Une attaque record et une faille DNS redoutable
Fin 2025, la puissance destructrice de ces réseaux a été démontrée lors de la plus grande attaque par déni de service (DDoS) jamais enregistrée, atteignant 31 téraoctets par seconde. Le botnet responsable, nommé Kim Wolf, s’appuyait sur 2 millions d’appareils, dont les deux tiers étaient des boîtiers TV connectés.
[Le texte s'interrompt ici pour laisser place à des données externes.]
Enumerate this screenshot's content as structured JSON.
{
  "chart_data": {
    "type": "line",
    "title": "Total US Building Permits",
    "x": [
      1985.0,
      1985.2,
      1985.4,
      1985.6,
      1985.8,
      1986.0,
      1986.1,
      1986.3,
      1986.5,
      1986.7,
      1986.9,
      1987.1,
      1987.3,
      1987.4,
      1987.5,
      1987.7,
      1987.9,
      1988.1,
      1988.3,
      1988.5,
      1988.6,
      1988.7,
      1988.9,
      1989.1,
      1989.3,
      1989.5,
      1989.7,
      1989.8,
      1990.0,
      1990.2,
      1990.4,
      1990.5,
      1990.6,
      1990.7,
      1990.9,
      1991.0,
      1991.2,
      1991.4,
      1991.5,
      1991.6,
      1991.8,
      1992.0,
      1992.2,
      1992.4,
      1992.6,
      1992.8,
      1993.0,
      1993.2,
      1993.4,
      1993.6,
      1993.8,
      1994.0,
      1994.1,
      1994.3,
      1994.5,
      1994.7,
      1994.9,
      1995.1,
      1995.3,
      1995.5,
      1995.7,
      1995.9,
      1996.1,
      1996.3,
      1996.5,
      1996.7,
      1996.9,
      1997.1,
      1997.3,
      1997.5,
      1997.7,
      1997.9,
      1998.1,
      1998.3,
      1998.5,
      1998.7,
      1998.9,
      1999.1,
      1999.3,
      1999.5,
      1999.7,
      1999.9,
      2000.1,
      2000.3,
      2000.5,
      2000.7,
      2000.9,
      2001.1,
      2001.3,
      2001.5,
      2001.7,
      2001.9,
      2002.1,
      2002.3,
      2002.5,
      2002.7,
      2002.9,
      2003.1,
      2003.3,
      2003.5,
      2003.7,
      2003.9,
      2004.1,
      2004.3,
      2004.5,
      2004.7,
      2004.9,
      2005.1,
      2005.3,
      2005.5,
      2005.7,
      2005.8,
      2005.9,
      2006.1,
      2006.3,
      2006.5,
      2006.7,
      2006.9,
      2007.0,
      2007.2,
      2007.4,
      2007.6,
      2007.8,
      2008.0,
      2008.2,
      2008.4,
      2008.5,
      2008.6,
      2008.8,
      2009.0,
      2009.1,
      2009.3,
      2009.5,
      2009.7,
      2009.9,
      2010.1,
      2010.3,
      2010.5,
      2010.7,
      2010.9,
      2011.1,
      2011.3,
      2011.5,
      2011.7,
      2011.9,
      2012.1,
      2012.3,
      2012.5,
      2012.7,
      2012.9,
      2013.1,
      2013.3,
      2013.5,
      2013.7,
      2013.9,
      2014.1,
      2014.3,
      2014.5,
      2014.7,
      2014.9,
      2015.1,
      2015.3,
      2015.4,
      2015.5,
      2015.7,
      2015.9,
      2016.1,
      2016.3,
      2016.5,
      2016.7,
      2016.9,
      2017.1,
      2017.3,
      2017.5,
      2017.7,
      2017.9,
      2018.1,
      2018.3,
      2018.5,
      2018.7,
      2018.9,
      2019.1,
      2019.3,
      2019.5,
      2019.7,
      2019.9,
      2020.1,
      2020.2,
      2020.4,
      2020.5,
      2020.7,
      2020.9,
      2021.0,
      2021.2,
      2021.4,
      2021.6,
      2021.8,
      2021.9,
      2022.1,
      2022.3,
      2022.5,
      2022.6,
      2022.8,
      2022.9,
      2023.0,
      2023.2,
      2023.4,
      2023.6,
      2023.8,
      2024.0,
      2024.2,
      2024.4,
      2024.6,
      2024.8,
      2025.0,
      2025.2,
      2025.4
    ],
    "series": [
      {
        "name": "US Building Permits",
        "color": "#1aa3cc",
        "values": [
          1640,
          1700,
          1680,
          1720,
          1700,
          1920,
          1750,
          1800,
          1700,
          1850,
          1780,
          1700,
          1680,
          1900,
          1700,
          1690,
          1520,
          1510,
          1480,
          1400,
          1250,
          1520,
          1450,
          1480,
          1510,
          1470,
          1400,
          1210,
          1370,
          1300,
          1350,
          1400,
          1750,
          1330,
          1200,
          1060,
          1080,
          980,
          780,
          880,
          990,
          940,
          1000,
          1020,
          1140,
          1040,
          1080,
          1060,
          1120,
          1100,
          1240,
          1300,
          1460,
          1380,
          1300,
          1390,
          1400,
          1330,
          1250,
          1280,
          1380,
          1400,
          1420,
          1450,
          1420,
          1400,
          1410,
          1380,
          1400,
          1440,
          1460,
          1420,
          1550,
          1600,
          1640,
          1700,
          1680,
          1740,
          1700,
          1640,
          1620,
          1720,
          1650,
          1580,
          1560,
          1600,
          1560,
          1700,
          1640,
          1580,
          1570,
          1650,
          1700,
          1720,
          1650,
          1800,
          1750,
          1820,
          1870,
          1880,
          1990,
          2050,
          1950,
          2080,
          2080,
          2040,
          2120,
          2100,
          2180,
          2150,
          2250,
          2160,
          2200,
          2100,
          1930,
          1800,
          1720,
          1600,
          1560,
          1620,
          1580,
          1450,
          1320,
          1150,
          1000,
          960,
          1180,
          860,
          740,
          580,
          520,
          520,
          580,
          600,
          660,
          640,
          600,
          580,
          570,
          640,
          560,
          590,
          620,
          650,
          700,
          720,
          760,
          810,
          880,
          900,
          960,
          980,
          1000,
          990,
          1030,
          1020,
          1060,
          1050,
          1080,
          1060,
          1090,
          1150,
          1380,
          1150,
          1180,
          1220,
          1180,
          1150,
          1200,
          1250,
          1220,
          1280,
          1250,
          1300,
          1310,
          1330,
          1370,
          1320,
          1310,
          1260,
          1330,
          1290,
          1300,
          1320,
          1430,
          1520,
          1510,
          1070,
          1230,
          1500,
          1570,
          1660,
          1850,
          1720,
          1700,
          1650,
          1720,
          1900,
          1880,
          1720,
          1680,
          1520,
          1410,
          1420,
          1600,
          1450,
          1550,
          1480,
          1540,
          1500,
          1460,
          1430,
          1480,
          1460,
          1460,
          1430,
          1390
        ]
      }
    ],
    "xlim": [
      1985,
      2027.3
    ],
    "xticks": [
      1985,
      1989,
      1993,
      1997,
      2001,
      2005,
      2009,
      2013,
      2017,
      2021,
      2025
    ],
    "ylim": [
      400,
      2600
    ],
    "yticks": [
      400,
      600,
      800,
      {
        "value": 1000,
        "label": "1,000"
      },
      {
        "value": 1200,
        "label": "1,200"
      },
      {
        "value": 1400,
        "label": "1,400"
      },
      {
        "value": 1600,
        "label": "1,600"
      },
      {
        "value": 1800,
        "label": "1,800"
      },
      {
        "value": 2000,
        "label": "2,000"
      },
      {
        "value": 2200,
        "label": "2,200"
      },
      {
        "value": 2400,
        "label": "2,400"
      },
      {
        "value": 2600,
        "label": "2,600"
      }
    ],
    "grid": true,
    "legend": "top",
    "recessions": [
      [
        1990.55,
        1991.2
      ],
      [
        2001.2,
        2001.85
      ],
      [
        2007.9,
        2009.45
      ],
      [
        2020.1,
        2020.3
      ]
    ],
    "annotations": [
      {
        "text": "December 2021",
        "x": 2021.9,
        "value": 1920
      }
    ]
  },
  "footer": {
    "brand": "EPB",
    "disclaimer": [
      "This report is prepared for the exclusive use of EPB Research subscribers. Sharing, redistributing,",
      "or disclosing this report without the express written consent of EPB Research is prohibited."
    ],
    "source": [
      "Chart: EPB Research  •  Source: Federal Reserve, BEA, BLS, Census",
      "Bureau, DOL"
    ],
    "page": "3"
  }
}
C’est un étudiant en informatique de 22 ans, Benjamin, qui a découvert comment ces boîtiers étaient si facilement enrôlés. Normalement, un proxy résidentiel bloque l’accès aux adresses IP locales (comme 192.168.x.x) pour protéger la vie privée de l’hôte. Mais Benjamin a découvert qu’il suffisait de modifier la configuration DNS d’un nom de domaine classique pour le faire pointer vers une adresse IP locale. Cette technique permettait de contourner les filtres des proxys, d’accéder au réseau domestique de la victime, de repérer une box avec un port ADB ouvert, et d’y injecter un malware en quelques secondes pour l’intégrer au botnet.
Le paradoxe de l’utilisateur : le confort avant la sécurité
Malgré l’ampleur du scandale et les révélations publiques confirmant que ces appareils sont des nids à malwares, la réaction des consommateurs reste glaçante. Les utilisateurs s’en moquent presque totalement.
Tant que la promesse initiale est tenue — à savoir, regarder la télévision et les matchs de sport gratuitement — le fait qu’un réseau criminel international ait un accès direct à leur salon leur semble secondaire. Le danger étant invisible, le biais humain pousse à l’inaction. Pourtant, posséder un tel appareil équivaut virtuellement à laisser un inconnu malveillant s’installer en permanence dans sa propre maison, avec un accès direct à toutes ses données personnelles.
Face à ce fléau, la seule véritable protection consiste à privilégier du matériel certifié par des marques reconnues, ou, pour les plus technophiles, à effacer intégralement le système d’exploitation d’origine de ces boîtiers pour y installer des versions sécurisées et open source.